Evaluation of self-learning optical processes for the quality control of plastic products

Inspection detects the slightest signs of defects

Friedrichs & Rath GmbH (F&R) specializes in precision parts made from thermoplastics and manufactures a large proportion of its products for the automotive industry. In order to meet the high quality requirements of customers in the automotive industry in particular while producing high quantities, F&R would like to introduce a learning, precisely automated optical quality control system. The inspection should be able to reliably detect even the slightest signs of defects and, if possible, classify and categorize them. The aim is an inspection application that can be adapted to different types of plastic parts with little effort, even by non-specialist employees.

Procedure in the project

As part of this first evaluation study of learning image processing methods, Fraunhofer IOSB-INA initially recorded the requirements of F&R with regard to defect types and representative inspection sample types. In contrast to classic parameter-driven image processing, learning methods are based on sample images and corresponding classifications (e.g. "OK", "NOK").

 

It therefore does not require any expert knowledge in the field of image processing. For this reason, test samples of six different types of plastic parts were provided for the evaluation. These were classified in advance by F&R as either "OK" or with a defect or as "NOK". Fraunhofer IOSB-INA first photographed these test samples using a generic camera and exposure setup. As each type of plastic part has its own shape and potential defects occur at part type-specific locations, an individual frame was created for each part type using additive manufacturing. The images created were used to test the classification and anomaly detection approaches of learning processes. Classification attempts to recognize learned patterns. Anomaly detection attempts to identify deviations from a learned reference image.
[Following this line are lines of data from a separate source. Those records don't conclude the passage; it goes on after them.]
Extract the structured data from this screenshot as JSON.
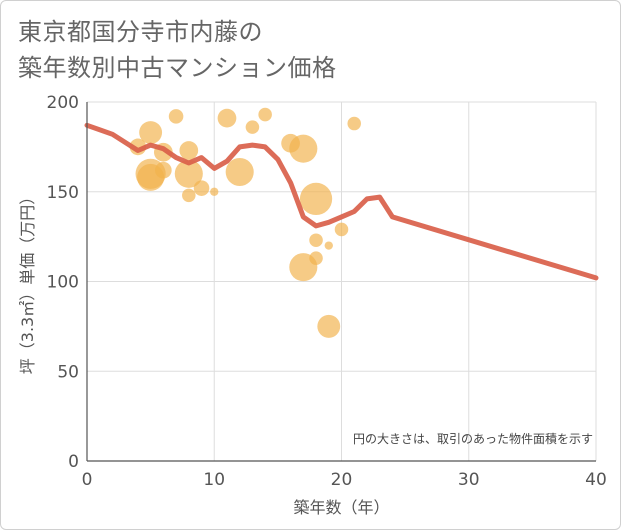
{
  "chart_data": {
    "type": "scatter",
    "title_lines": [
      "東京都国分寺市内藤の",
      "築年数別中古マンション価格"
    ],
    "xlabel": "築年数（年）",
    "ylabel": "坪（3.3㎡）単価（万円）",
    "xlim": [
      0,
      40
    ],
    "ylim": [
      0,
      200
    ],
    "xticks": [
      0,
      10,
      20,
      30,
      40
    ],
    "yticks": [
      0,
      50,
      100,
      150,
      200
    ],
    "grid": true,
    "annotation": "円の大きさは、取引のあった物件面積を示す",
    "colors": {
      "bubble": "#f2b24c",
      "line": "#d9604a",
      "grid": "#dddddd",
      "axis": "#555555"
    },
    "bubbles": [
      {
        "x": 4,
        "y": 175,
        "r": 1.6
      },
      {
        "x": 5,
        "y": 183,
        "r": 2.2
      },
      {
        "x": 5,
        "y": 158,
        "r": 2.6
      },
      {
        "x": 5,
        "y": 160,
        "r": 2.9
      },
      {
        "x": 6,
        "y": 172,
        "r": 1.8
      },
      {
        "x": 6,
        "y": 162,
        "r": 1.6
      },
      {
        "x": 7,
        "y": 192,
        "r": 1.4
      },
      {
        "x": 8,
        "y": 173,
        "r": 1.8
      },
      {
        "x": 8,
        "y": 160,
        "r": 2.7
      },
      {
        "x": 8,
        "y": 148,
        "r": 1.3
      },
      {
        "x": 9,
        "y": 152,
        "r": 1.5
      },
      {
        "x": 10,
        "y": 150,
        "r": 0.8
      },
      {
        "x": 11,
        "y": 191,
        "r": 1.8
      },
      {
        "x": 12,
        "y": 161,
        "r": 2.7
      },
      {
        "x": 13,
        "y": 186,
        "r": 1.3
      },
      {
        "x": 14,
        "y": 193,
        "r": 1.3
      },
      {
        "x": 16,
        "y": 177,
        "r": 1.8
      },
      {
        "x": 17,
        "y": 174,
        "r": 2.7
      },
      {
        "x": 17,
        "y": 108,
        "r": 2.7
      },
      {
        "x": 18,
        "y": 146,
        "r": 3.1
      },
      {
        "x": 18,
        "y": 123,
        "r": 1.3
      },
      {
        "x": 18,
        "y": 113,
        "r": 1.3
      },
      {
        "x": 19,
        "y": 120,
        "r": 0.8
      },
      {
        "x": 19,
        "y": 75,
        "r": 2.2
      },
      {
        "x": 20,
        "y": 129,
        "r": 1.3
      },
      {
        "x": 21,
        "y": 188,
        "r": 1.3
      }
    ],
    "trend": {
      "x": [
        0,
        2,
        4,
        5,
        6,
        7,
        8,
        9,
        10,
        11,
        12,
        13,
        14,
        15,
        16,
        17,
        18,
        19,
        20,
        21,
        22,
        23,
        24,
        40
      ],
      "y": [
        187,
        182,
        173,
        176,
        174,
        169,
        166,
        169,
        163,
        167,
        175,
        176,
        175,
        168,
        155,
        136,
        131,
        133,
        136,
        139,
        146,
        147,
        136,
        102
      ]
    }
  }
}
For the evaluation, 70% of the images were used for training, 15% of the images for automated validation/review and a further 15% for the final test.

Results of the project

OK and NOK images are taken into account for training and validation during classification. In contrast, only OK images are used for anomaly detection. The test is also performed with OK and NOK images for classification. In the case of anomaly detection, all NOK images and 15% of the OK images were tested. The results of the test were very promising. Detection rates of 96-100% were achieved with anomaly detection and 100% with classification for all part types. These high detection rates required a minimum number of 30 test samples per part type and a systematic classification of the images. Due to the good results, F&R is planning to design and create a generic testing machine that includes the evaluated procedure. This testing machine should be able to test different plastic parts and thus enable 100% testing for production lines, which was previously not economically feasible.